Of course, if I had chosen paper tape, I could still read my data, whereas I doubt of I can still read any of those old cassettes.
Today, I came across an old paper tape punch/reader mechanism that has been sitting in my computer museum for almost 20 years. (It's probably twice as old as that.) I don't remember where it came from of what computer I would have salvaged it from. My best guess is that it may have come from a Teletype terminal similar to a Model 35ASR, but I really do not know.
I'd like to get this working again as an I/O device, but first I will need to reverse engineer the wiring and build an interface controller for it. While I love the challenge of reverse engineering, the task much simpler if I could identify the unit and find a schematic or manual for it. I've decided to blog about this in the hopes that someday someone will Google for Teletype or Paper Tape Punch/Reader or perhaps even a DEC PDP-11 Paper Tape Interface.

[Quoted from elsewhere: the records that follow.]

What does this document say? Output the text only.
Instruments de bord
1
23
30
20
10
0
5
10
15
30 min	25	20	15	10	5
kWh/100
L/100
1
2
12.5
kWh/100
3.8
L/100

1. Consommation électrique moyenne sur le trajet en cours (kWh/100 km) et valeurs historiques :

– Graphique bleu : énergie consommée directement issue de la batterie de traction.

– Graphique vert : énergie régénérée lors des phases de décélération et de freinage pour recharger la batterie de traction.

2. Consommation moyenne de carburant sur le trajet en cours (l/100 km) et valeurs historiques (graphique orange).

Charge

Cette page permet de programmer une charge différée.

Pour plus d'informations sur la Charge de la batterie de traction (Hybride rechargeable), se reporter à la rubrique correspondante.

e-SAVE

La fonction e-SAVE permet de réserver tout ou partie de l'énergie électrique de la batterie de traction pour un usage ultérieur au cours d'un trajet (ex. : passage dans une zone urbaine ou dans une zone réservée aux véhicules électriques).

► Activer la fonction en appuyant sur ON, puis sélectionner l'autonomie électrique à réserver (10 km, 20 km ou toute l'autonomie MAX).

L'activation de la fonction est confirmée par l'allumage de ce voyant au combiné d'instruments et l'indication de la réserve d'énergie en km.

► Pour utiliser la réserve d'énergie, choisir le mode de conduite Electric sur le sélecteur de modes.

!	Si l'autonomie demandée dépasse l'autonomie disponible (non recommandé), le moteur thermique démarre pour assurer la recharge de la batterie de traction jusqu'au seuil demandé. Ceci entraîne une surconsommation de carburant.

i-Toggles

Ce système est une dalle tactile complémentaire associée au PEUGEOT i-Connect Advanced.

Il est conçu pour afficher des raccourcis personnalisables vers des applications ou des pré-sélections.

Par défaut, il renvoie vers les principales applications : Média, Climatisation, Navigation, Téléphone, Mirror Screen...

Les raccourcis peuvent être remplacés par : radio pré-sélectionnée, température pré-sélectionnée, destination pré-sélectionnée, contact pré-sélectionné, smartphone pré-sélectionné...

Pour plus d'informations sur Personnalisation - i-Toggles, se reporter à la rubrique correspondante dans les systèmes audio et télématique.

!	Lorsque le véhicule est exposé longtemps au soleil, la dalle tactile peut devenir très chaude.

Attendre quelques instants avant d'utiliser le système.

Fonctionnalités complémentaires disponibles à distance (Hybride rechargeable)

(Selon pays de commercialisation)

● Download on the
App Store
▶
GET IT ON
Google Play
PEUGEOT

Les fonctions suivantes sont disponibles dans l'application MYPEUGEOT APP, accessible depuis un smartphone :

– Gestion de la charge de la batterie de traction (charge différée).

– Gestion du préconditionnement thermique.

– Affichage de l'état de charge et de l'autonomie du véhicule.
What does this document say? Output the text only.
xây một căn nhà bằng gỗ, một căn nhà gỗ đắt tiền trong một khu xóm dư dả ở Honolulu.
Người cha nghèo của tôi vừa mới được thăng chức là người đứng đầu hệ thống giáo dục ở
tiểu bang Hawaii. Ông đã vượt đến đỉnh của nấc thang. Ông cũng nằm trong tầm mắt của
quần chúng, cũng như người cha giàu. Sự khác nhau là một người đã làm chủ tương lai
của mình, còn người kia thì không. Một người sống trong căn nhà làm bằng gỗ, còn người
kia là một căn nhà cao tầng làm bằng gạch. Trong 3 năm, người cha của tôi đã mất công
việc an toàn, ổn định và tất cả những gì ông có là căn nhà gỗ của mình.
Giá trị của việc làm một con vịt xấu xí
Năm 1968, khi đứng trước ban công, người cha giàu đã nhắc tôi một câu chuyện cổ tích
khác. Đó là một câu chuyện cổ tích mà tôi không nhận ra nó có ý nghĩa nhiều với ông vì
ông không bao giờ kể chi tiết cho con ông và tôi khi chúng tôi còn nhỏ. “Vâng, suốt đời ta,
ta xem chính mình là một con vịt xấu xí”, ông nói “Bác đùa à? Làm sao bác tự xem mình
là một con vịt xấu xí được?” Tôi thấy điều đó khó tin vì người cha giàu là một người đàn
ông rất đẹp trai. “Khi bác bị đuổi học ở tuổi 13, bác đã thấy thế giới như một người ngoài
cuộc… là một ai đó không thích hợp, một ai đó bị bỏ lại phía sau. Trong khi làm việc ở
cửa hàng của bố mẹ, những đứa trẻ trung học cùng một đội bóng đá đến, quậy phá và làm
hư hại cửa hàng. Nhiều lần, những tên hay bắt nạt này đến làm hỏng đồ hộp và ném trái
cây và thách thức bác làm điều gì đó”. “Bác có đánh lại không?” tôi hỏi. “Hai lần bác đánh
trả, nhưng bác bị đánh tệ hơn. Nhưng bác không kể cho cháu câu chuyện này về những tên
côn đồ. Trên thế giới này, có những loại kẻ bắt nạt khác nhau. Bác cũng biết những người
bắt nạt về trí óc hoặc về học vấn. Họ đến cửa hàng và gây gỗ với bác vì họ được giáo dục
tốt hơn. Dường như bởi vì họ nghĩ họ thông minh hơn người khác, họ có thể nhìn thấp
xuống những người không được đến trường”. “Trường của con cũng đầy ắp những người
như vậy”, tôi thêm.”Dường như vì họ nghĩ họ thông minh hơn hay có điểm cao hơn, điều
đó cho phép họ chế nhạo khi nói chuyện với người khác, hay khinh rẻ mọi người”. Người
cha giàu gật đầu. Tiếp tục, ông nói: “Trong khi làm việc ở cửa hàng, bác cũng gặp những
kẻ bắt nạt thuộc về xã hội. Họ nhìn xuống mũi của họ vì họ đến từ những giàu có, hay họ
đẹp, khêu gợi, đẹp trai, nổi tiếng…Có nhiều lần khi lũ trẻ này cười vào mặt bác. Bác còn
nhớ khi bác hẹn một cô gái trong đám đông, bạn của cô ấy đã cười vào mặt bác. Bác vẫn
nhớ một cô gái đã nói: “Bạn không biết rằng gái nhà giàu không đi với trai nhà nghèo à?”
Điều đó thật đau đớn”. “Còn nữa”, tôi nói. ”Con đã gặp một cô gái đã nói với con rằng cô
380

Can you help me identify this mechanism?
If you can identify this mechanism and/or provide links to any resources that might help me, that would be great. I'm starting to scour the vintage computer forums as well. I'm sure someone out there has already built an interface to allow you to punch or read paper tape with a modern PC using a parallel port.
Update: After watching some YouTube videos of a Teletype terminal, I've concluded that this mechanism did not come from one of those, It may have been from a stand-alone paper tape punch/reader device.